@inna For longest tube life:
1) keep the tubes clean and free of fingerprints.
2) keep them biased properly, if you can run them a little below spec. This works only if the sound isn't adversely affected.
3) use the Standby switch to warm up the tubes. If you don't have one on your amp consider getting one installed. A standby switch cuts off the B+ (DC high Voltage) for the tube. As its warming up, if the plate supply Voltage (B+) is present, you get a phenomena called 'cathode stripping' where the cathode coating gets eroded over time. So a standby switch can prevent this.
4) don't push the amp hard. In a class AB amp (most EL34 amps are class AB) the harder you push the amp the hotter the tube gets and heat causes it to wear faster. So make sure your speakers are easy enough to drive that the amp is loafing nearly all the time.
5) make sure you have adequate ventilation. Again, heat is the enemy of the tube.
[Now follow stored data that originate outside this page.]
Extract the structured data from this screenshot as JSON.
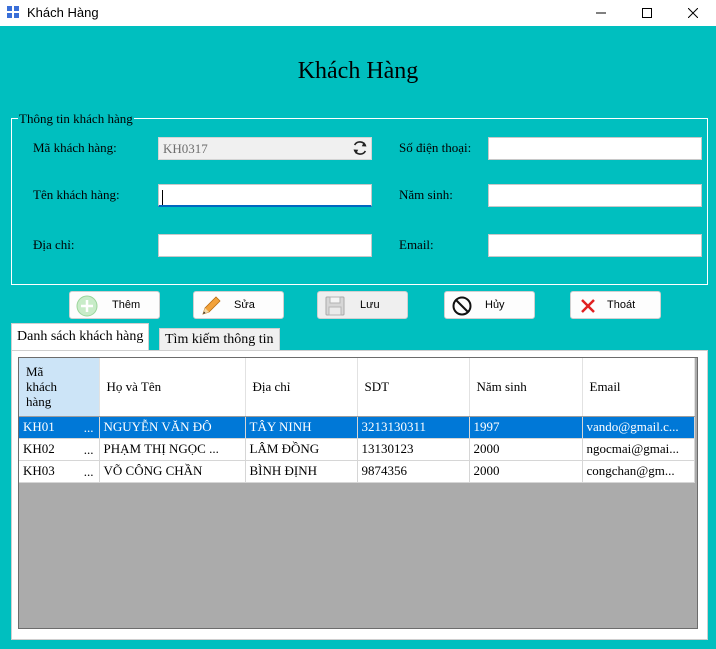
{
  "window": {
    "title": "Khách Hàng",
    "minimize_glyph": "—",
    "maximize_glyph": "☐",
    "close_glyph": "✕"
  },
  "form": {
    "title": "Khách Hàng",
    "group_label": "Thông tin khách hàng",
    "fields": {
      "ma_kh_label": "Mã khách hàng:",
      "ma_kh_value": "KH0317",
      "ten_kh_label": "Tên khách hàng:",
      "ten_kh_value": "",
      "dia_chi_label": "Địa chỉ:",
      "dia_chi_value": "",
      "sdt_label": "Số điện thoại:",
      "sdt_value": "",
      "nam_sinh_label": "Năm sinh:",
      "nam_sinh_value": "",
      "email_label": "Email:",
      "email_value": ""
    }
  },
  "buttons": {
    "them": "Thêm",
    "sua": "Sửa",
    "luu": "Lưu",
    "huy": "Hủy",
    "thoat": "Thoát"
  },
  "tabs": {
    "danh_sach": "Danh sách khách hàng",
    "tim_kiem": "Tìm kiếm thông tin"
  },
  "grid": {
    "headers": [
      "Mã khách hàng",
      "Họ và Tên",
      "Địa chỉ",
      "SDT",
      "Năm sinh",
      "Email"
    ],
    "rows": [
      {
        "id": "KH01",
        "dots": "...",
        "name": "NGUYỄN VĂN ĐÔ",
        "address": "TÂY NINH",
        "phone": "3213130311",
        "year": "1997",
        "email": "vando@gmail.c..."
      },
      {
        "id": "KH02",
        "dots": "...",
        "name": "PHẠM THỊ NGỌC ...",
        "address": "LÂM ĐỒNG",
        "phone": "13130123",
        "year": "2000",
        "email": "ngocmai@gmai..."
      },
      {
        "id": "KH03",
        "dots": "...",
        "name": "VÕ CÔNG CHẦN",
        "address": "BÌNH ĐỊNH",
        "phone": "9874356",
        "year": "2000",
        "email": "congchan@gm..."
      }
    ]
  },
  "colors": {
    "background": "#00bfbf",
    "selection": "#0078d7",
    "grid_empty": "#ababab"
  }
}
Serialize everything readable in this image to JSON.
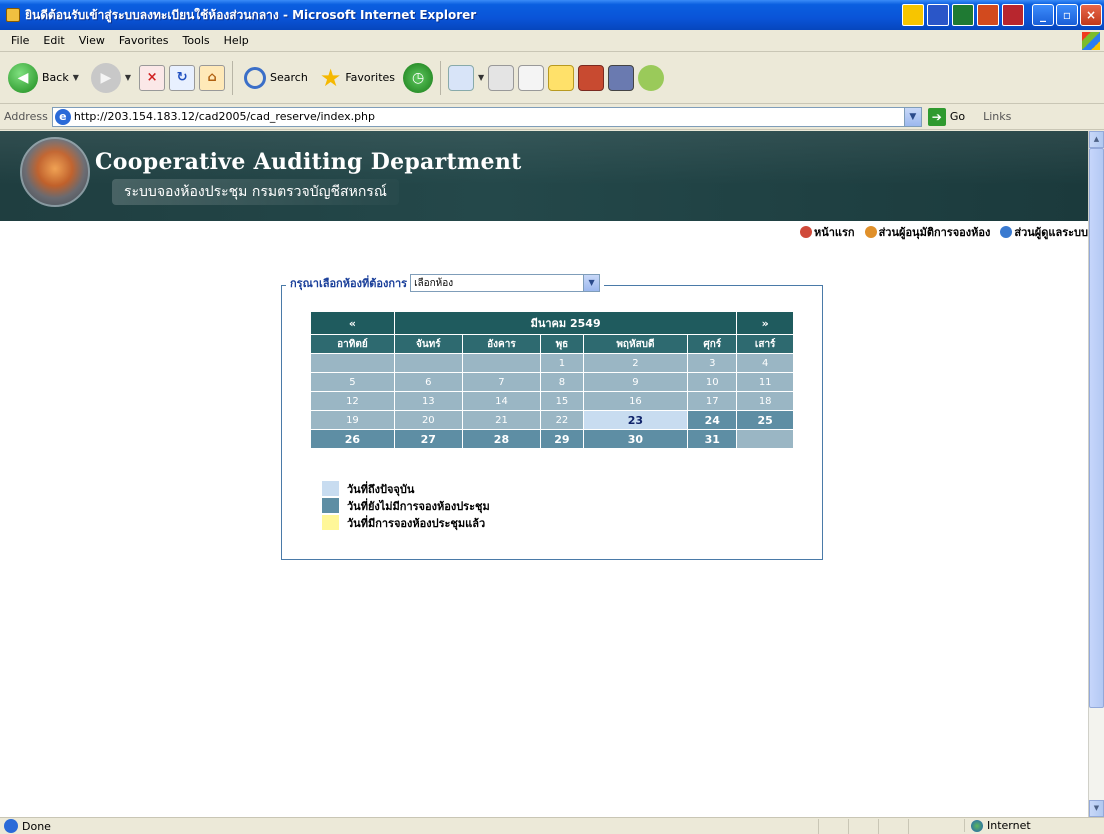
{
  "window": {
    "title": "ยินดีต้อนรับเข้าสู่ระบบลงทะเบียนใช้ห้องส่วนกลาง - Microsoft Internet Explorer"
  },
  "menubar": {
    "items": [
      "File",
      "Edit",
      "View",
      "Favorites",
      "Tools",
      "Help"
    ]
  },
  "toolbar": {
    "back_label": "Back",
    "search_label": "Search",
    "favorites_label": "Favorites"
  },
  "addressbar": {
    "label": "Address",
    "url": "http://203.154.183.12/cad2005/cad_reserve/index.php",
    "go_label": "Go",
    "links_label": "Links"
  },
  "banner": {
    "title": "Cooperative Auditing Department",
    "subtitle": "ระบบจองห้องประชุม กรมตรวจบัญชีสหกรณ์"
  },
  "topnav": {
    "home": "หน้าแรก",
    "approver": "ส่วนผู้อนุมัติการจองห้อง",
    "admin": "ส่วนผู้ดูแลระบบ"
  },
  "room_select": {
    "prompt": "กรุณาเลือกห้องที่ต้องการ",
    "selected": "เลือกห้อง"
  },
  "calendar": {
    "prev": "«",
    "next": "»",
    "month_title": "มีนาคม 2549",
    "weekdays": [
      "อาทิตย์",
      "จันทร์",
      "อังคาร",
      "พุธ",
      "พฤหัสบดี",
      "ศุกร์",
      "เสาร์"
    ],
    "weeks": [
      [
        "",
        "",
        "",
        "1",
        "2",
        "3",
        "4"
      ],
      [
        "5",
        "6",
        "7",
        "8",
        "9",
        "10",
        "11"
      ],
      [
        "12",
        "13",
        "14",
        "15",
        "16",
        "17",
        "18"
      ],
      [
        "19",
        "20",
        "21",
        "22",
        "23",
        "24",
        "25"
      ],
      [
        "26",
        "27",
        "28",
        "29",
        "30",
        "31",
        ""
      ]
    ],
    "today": "23"
  },
  "legend": {
    "today": "วันที่ถึงปัจจุบัน",
    "available": "วันที่ยังไม่มีการจองห้องประชุม",
    "booked": "วันที่มีการจองห้องประชุมแล้ว"
  },
  "colors": {
    "today": "#c8dcf0",
    "available": "#5e8ea4",
    "booked": "#fff799"
  },
  "statusbar": {
    "text": "Done",
    "zone": "Internet"
  }
}
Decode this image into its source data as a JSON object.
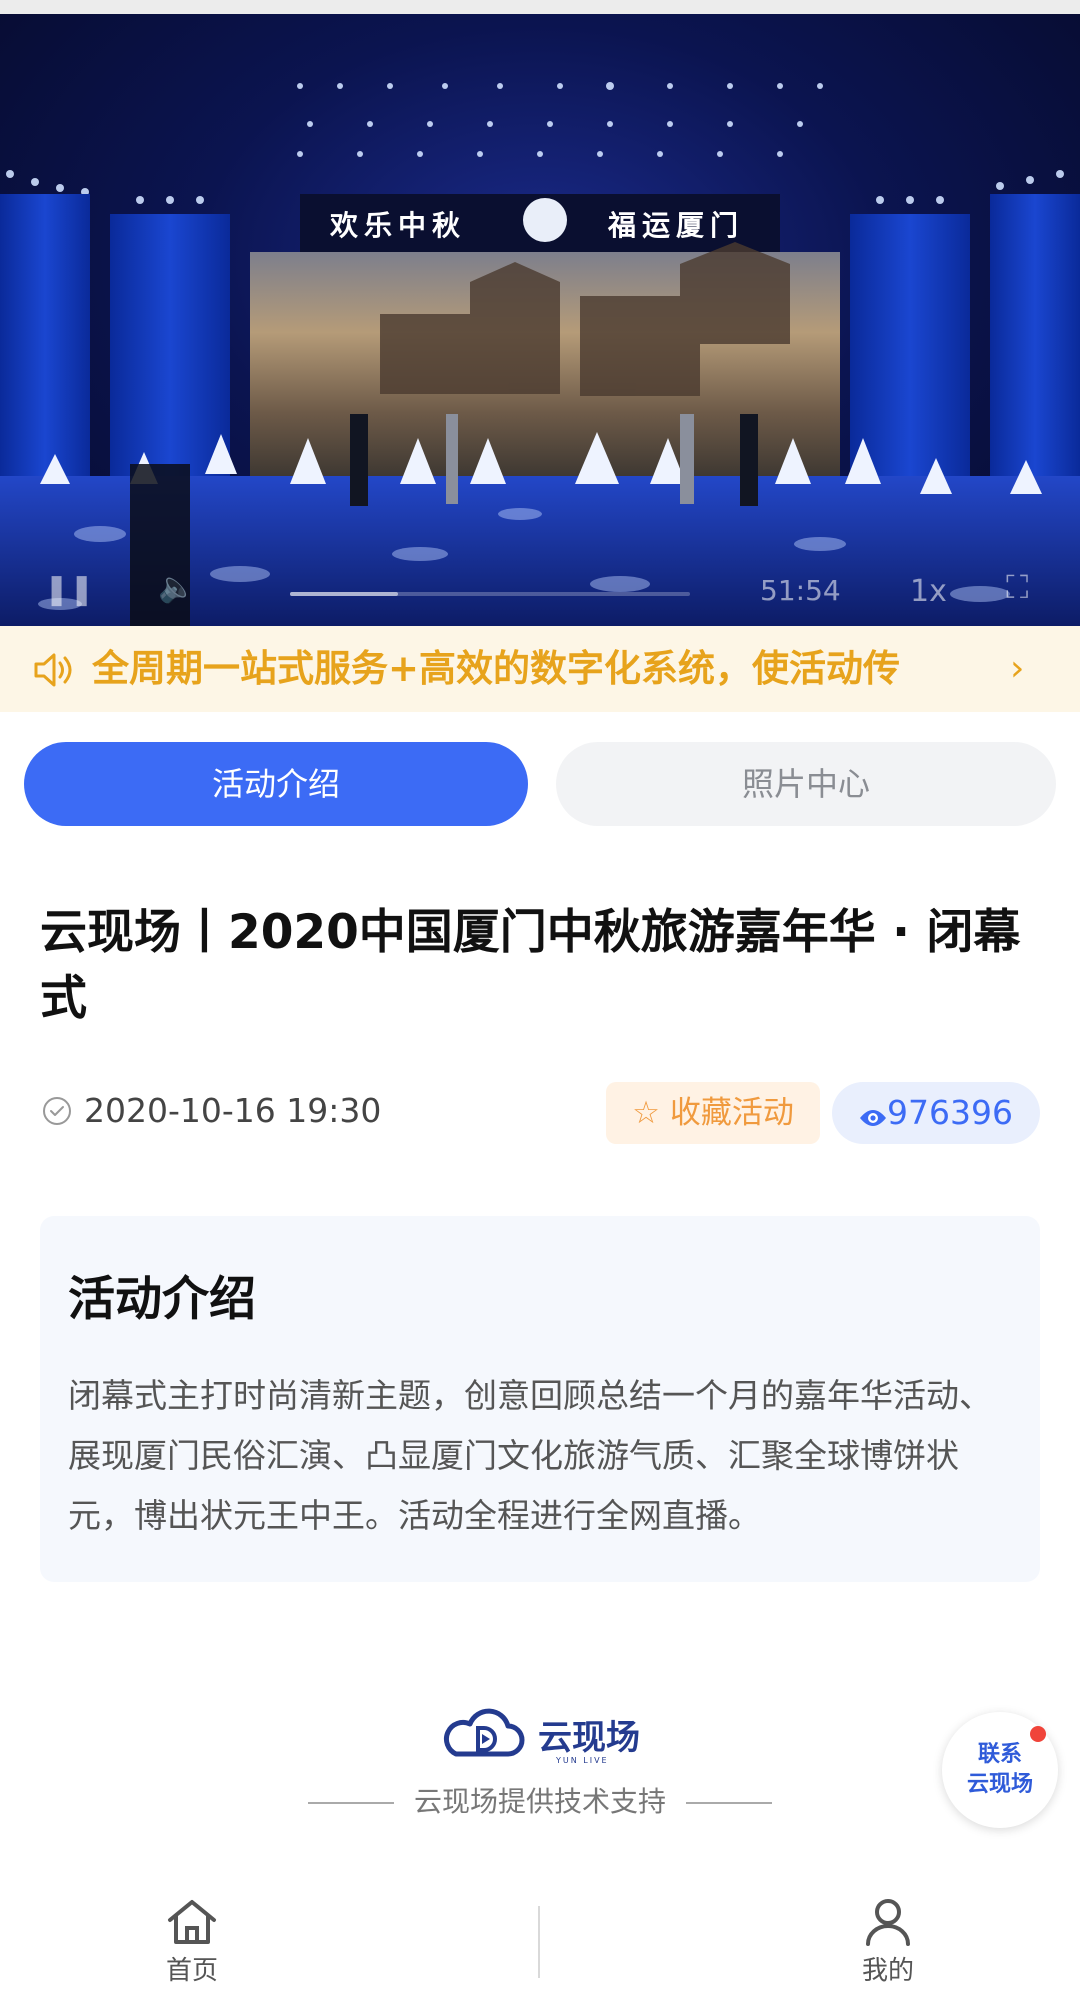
{
  "video": {
    "banner_left": "欢乐中秋",
    "banner_right": "福运厦门",
    "time": "51:54",
    "speed": "1x",
    "progress": 0.27
  },
  "notice": {
    "text": "全周期一站式服务+高效的数字化系统，使活动传",
    "icons": {
      "speaker": "speaker-icon",
      "more": "chevron-right-icon"
    }
  },
  "tabs": [
    {
      "label": "活动介绍",
      "active": true
    },
    {
      "label": "照片中心",
      "active": false
    }
  ],
  "event": {
    "title": "云现场丨2020中国厦门中秋旅游嘉年华 · 闭幕式",
    "datetime": "2020-10-16 19:30",
    "favorite_label": "收藏活动",
    "views": "976396"
  },
  "intro": {
    "heading": "活动介绍",
    "body": "闭幕式主打时尚清新主题，创意回顾总结一个月的嘉年华活动、展现厦门民俗汇演、凸显厦门文化旅游气质、汇聚全球博饼状元，博出状元王中王。活动全程进行全网直播。"
  },
  "footer": {
    "brand": "云现场",
    "brand_sub": "YUN LIVE",
    "tech_support": "云现场提供技术支持"
  },
  "contact": {
    "line1": "联系",
    "line2": "云现场"
  },
  "nav": {
    "home": "首页",
    "mine": "我的"
  },
  "colors": {
    "primary": "#3c6bf5",
    "notice": "#e7a31c",
    "favorite": "#f09a3e",
    "brand": "#243b8f"
  }
}
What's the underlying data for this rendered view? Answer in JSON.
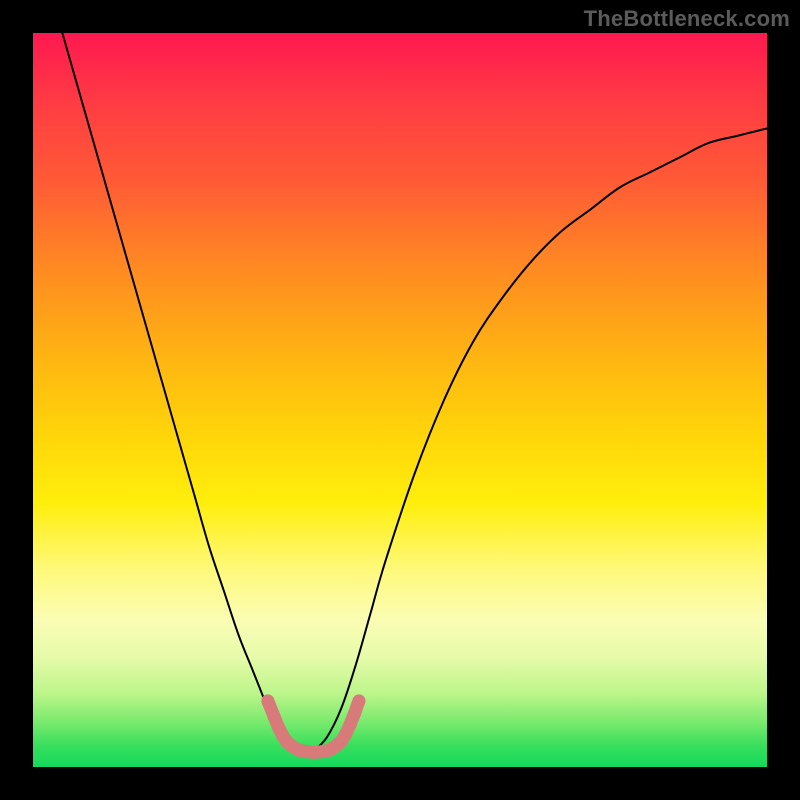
{
  "watermark": "TheBottleneck.com",
  "colors": {
    "background": "#000000",
    "curve_stroke": "#000000",
    "marker_fill": "#d87a7a",
    "marker_stroke": "#d87a7a",
    "gradient_top": "#ff1850",
    "gradient_bottom": "#12d95c"
  },
  "chart_data": {
    "type": "line",
    "title": "",
    "xlabel": "",
    "ylabel": "",
    "xlim": [
      0,
      100
    ],
    "ylim": [
      0,
      100
    ],
    "series": [
      {
        "name": "left-curve",
        "x": [
          4,
          6,
          8,
          10,
          12,
          14,
          16,
          18,
          20,
          22,
          24,
          26,
          28,
          30,
          32,
          33,
          34,
          35,
          36,
          37,
          38
        ],
        "y": [
          100,
          93,
          86,
          79,
          72,
          65,
          58,
          51,
          44,
          37,
          30,
          24,
          18,
          13,
          8,
          6,
          5,
          4,
          3,
          2.5,
          2
        ]
      },
      {
        "name": "right-curve",
        "x": [
          38,
          40,
          42,
          44,
          46,
          48,
          52,
          56,
          60,
          64,
          68,
          72,
          76,
          80,
          84,
          88,
          92,
          96,
          100
        ],
        "y": [
          2,
          4,
          8,
          14,
          21,
          28,
          40,
          50,
          58,
          64,
          69,
          73,
          76,
          79,
          81,
          83,
          85,
          86,
          87
        ]
      }
    ],
    "markers": [
      {
        "x": 32.0,
        "y": 9.0
      },
      {
        "x": 32.8,
        "y": 7.0
      },
      {
        "x": 33.4,
        "y": 5.5
      },
      {
        "x": 34.0,
        "y": 4.3
      },
      {
        "x": 34.6,
        "y": 3.4
      },
      {
        "x": 35.3,
        "y": 2.8
      },
      {
        "x": 36.2,
        "y": 2.3
      },
      {
        "x": 37.2,
        "y": 2.1
      },
      {
        "x": 38.3,
        "y": 2.0
      },
      {
        "x": 39.4,
        "y": 2.1
      },
      {
        "x": 40.4,
        "y": 2.3
      },
      {
        "x": 41.2,
        "y": 2.8
      },
      {
        "x": 42.0,
        "y": 3.5
      },
      {
        "x": 42.6,
        "y": 4.5
      },
      {
        "x": 43.2,
        "y": 5.8
      },
      {
        "x": 43.8,
        "y": 7.3
      },
      {
        "x": 44.4,
        "y": 9.0
      }
    ]
  }
}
6) Make sure your speaker is connected to the right output transformer taps. So a 4 Ohm speaker should never be on the 8 Ohm tap; that would cause the load on the power tubes to be much lower, causing some of the power they make to be dissipated in the tube rather than the speaker- so yes, they will run hotter, put out less power and make more distortion.
7) make sure your line Voltage isn't running high. 120V is normal now and the line is not supposed to exceed 125V for more than a second. But I've seen situations were 125V was normal and unsurprisingly the customer was going through power tubes a lot faster.
8) the controversial and last thing: Some amps push power tubes harder than others so go through tubes faster. You might want to take a thermal camera to see how hot the tubes are running and compare that to other EL34-based amps, or use the internet to see if there's a correlation with certain amps that tend to go through tubes faster.
Follow these suggestions and your tubes will last longer.